- Born: August 15, 1851 Saint-Josse-ten-Noode, Belgium
- Died: April 24, 1933 (aged 81) Geel, Belgium
- Occupations: Natural scientist, feminist
- Known for: First female student at Université libre de Bruxelles, first female graduate of Ghent University

= Emma Leclercq =

Belgian cell biologist (1851–1933)

Emma Leclercq (15 August 1851 – 24 April 1933) was a Belgian cell biologist and feminist lecturer. She was known for being the first female student and graduate from Université libre de Bruxelles (U. L. B. ), and the first female doctorate earner from Ghent University.

==Biography==
Leclercq was born on 15 August 1851 in Sint-Joost-ten-Node. Her father was a sculptor and engraver and her mother a housewife. Leclercq began teaching in Brussels at the Isabelle Gatti de Gamond girls' high school. She petitioned to enroll in the Faculty of Sciences at Université libre de Bruxelles for the 1878–1879 academic year. However, her request was denied until 1880. Leclercq enrolled in the science faculty at the university at the same time as Marie Destree and Louise Popelin. She earned her bachelor's at U.L.B. in 1883 and her doctorate in natural sciences from Ghent in 1885. She was the first woman to graduate from Ghent University, as the first enrolled woman student, Sidonie Verhelst, completed only two years of her degree. Verhelst had experienced harassment from a male colleague.

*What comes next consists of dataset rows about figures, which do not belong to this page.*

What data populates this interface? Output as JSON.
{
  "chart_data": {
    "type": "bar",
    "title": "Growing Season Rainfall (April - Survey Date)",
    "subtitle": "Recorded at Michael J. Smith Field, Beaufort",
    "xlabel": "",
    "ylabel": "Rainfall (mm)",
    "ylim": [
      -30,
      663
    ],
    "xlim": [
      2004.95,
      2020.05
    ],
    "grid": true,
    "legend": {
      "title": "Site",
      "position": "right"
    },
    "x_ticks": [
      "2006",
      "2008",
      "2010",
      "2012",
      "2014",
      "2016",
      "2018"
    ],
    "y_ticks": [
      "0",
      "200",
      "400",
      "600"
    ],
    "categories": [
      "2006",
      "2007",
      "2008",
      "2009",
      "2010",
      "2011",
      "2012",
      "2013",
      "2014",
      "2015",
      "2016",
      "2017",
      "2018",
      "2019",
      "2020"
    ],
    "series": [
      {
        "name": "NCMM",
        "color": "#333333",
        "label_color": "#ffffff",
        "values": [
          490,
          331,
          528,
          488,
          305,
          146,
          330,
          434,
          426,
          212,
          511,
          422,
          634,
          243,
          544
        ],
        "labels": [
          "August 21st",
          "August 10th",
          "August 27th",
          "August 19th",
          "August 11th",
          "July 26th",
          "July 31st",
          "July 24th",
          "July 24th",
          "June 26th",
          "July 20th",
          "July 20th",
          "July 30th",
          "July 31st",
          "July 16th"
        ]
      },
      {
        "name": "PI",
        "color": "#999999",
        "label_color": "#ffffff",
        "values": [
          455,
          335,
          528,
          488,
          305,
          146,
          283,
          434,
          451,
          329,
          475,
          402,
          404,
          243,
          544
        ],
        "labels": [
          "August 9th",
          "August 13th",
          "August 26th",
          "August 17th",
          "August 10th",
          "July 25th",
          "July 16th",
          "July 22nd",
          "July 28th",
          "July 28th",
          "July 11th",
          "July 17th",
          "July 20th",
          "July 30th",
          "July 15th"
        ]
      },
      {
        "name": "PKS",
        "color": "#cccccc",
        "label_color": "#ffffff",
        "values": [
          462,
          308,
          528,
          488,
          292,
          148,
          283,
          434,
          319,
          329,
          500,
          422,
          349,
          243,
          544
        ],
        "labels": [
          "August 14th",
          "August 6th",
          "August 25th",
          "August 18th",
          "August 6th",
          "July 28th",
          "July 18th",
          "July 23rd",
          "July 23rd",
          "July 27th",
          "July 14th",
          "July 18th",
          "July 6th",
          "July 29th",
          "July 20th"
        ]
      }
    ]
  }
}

In November 1885, Leclercq became the only female member of la Société Belge de Microscopie. She studied spermatogenesis at the Collège de France under Édouard-Gérard Balbiani and at Ghent under Charles van Bambeke in 1890. Her papers on spermatogenesis and microorganisms were published in the journal of the French Academy of Sciences the same year. Later, in 1893, she gave lectures on behalf of the Ligue belge du droit des femmes, and was an inspector of schools.

Leclercq died in Geel on 24 April 1933.